# Spark Handbook
## Apache Spark: A Comprehensive Guide for Data Engineers
This handbook provides a comprehensive overview of [Apache Spark](glossary.md#apache-spark), a powerful [distributed data processing framework](glossary.md#distributed-data-processing-framework) designed for handling [big data](glossary.md#big-data) workloads with speed, ease of use, and flexibility.

## Table of Contents
- [How Apache Spark Works](#how-apache-spark-works)
- [Apache Spark Architecture](#apache-spark-architecture)
- [Spark Core Components and Libraries](#spark-core-components-and-libraries)
- [Why Do Data Engineers Need Spark?](#why-do-data-engineers-need-spark)
- [Typical Use Cases](#typical-use-cases)
- [RDDs and DataFrames in Apache Spark](#rdds-and-dataframes-in-apache-spark)
  - [Introduction](#1-introduction)
  - [RDD: Resilient Distributed Dataset](#2-rdd-resilient-distributed-dataset)
  - [DataFrames](#3-dataframes)
  - [Conversion Between RDD and DataFrame](#4-conversion-between-rdd-and-dataframe)
  - [RDD vs.
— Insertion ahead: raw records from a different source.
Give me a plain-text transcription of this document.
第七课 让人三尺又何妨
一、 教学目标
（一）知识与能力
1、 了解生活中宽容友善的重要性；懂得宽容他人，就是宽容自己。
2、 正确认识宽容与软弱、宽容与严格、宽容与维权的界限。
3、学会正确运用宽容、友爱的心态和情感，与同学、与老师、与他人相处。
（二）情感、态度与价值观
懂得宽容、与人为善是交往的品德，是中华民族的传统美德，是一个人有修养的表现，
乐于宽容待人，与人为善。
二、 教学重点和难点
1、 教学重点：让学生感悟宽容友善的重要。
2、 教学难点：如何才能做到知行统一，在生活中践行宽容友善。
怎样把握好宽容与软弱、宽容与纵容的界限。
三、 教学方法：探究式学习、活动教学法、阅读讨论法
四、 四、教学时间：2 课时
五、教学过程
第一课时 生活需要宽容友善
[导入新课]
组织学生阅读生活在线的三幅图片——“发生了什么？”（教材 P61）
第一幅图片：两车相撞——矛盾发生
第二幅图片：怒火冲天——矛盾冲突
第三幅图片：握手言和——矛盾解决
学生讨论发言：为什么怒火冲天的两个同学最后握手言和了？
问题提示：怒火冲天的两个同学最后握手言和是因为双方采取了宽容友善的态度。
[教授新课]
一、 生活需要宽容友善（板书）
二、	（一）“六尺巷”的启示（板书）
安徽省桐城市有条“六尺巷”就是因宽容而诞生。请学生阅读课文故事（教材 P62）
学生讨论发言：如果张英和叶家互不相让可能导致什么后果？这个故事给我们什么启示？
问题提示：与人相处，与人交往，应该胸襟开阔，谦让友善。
DataFrame - Comparison](#5-rdd-vs-dataframe---comparison)
  - [Use Case Summary](#6-use-case-summary)
  - [Conclusion](#7-conclusion)
- [Apache Spark Local Setup](#apache-spark-local-setup)
  - [Installing Spark Locally (Native Installation)](#1-installing-spark-locally-native-installation)
  - [Using Docker to Set Up Spark](#2-using-docker-to-set-up-spark)

## What is Apache Spark?

**Apache Spark** is an open-source, distributed analytics engine designed for large-scale data processing and machine learning. It is renowned for its speed, versatility, and ability to scale from a single machine to large clusters of computers. Spark offers APIs in several popular languages, including Python (using PySpark), Scala, Java, and R, making it accessible to a wide audience of data professionals.

## Main Abstractions of Apache Spark

### Resilient Distributed Datasets (RDDs)
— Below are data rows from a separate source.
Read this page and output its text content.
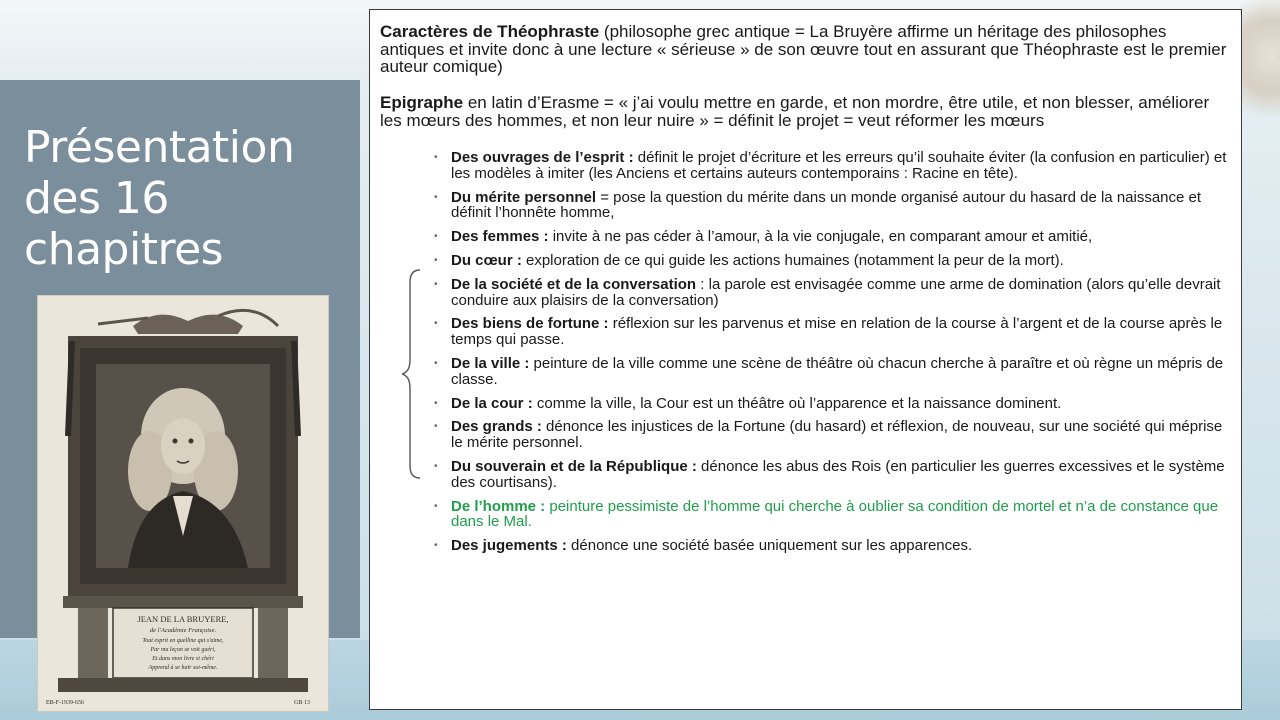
Présentation des 16 chapitres
JEAN DE LA BRUYERE,
de l'Académie Françoise.
Tout esprit en quelline qui s'aime,
Par ma leçon se voit guéri,
Et dans mon livre si chéri
Apprend à se haïr soi-même.
EB-F-1939-656	GB 13

Caractères de Théophraste (philosophe grec antique = La Bruyère affirme un héritage des philosophes antiques et invite donc à une lecture « sérieuse » de son œuvre tout en assurant que Théophraste est le premier auteur comique)

Epigraphe en latin d’Erasme = « j’ai voulu mettre en garde, et non mordre, être utile, et non blesser, améliorer les mœurs des hommes, et non leur nuire » = définit le projet = veut réformer les mœurs

• Des ouvrages de l’esprit : définit le projet d’écriture et les erreurs qu’il souhaite éviter (la confusion en particulier) et les modèles à imiter (les Anciens et certains auteurs contemporains : Racine en tête).
• Du mérite personnel = pose la question du mérite dans un monde organisé autour du hasard de la naissance et définit l’honnête homme,
• Des femmes : invite à ne pas céder à l’amour, à la vie conjugale, en comparant amour et amitié,
• Du cœur : exploration de ce qui guide les actions humaines (notamment la peur de la mort).
• De la société et de la conversation : la parole est envisagée comme une arme de domination (alors qu’elle devrait conduire aux plaisirs de la conversation)
• Des biens de fortune : réflexion sur les parvenus et mise en relation de la course à l’argent et de la course après le temps qui passe.
• De la ville : peinture de la ville comme une scène de théâtre où chacun cherche à paraître et où règne un mépris de classe.
• De la cour : comme la ville, la Cour est un théâtre où l’apparence et la naissance dominent.
• Des grands : dénonce les injustices de la Fortune (du hasard) et réflexion, de nouveau, sur une société qui méprise le mérite personnel.
• Du souverain et de la République : dénonce les abus des Rois (en particulier les guerres excessives et le système des courtisans).
• De l’homme : peinture pessimiste de l’homme qui cherche à oublier sa condition de mortel et n’a de constance que dans le Mal.
• Des jugements : dénonce une société basée uniquement sur les apparences.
RDDs are the fundamental data structure in Spark. They represent immutable, distributed collections of objects partitioned across the cluster. RDDs support two types of operations:

- **Transformations:** Lazy operations that define a new RDD from an existing one (e.g., map, filter).
- **Actions:** Operations that trigger computation and return results (e.g., collect, count).

RDDs enable fault tolerance by tracking lineage, allowing the system to recompute lost data partitions in case of node failure.

### Directed Acyclic Graph (DAG)

Spark uses a DAG to represent the sequence of transformations applied to RDDs. When a job is submitted, Spark’s DAG scheduler breaks the computation into stages of tasks that can be executed in parallel. This DAG-based execution plan enables optimization and efficient job scheduling.

## Spark Architecture

Apache Spark follows a **master-worker** architecture composed of several key components:

### 1. Spark Driver

The driver is the central coordinator of a Spark application. It:
- Maintains the lifecycle of the application.
- Converts user code into a logical execution plan (DAG).
- Schedules tasks and monitors their execution.
- Communicates with the cluster manager to request resources.
- Collects and aggregates results from executors.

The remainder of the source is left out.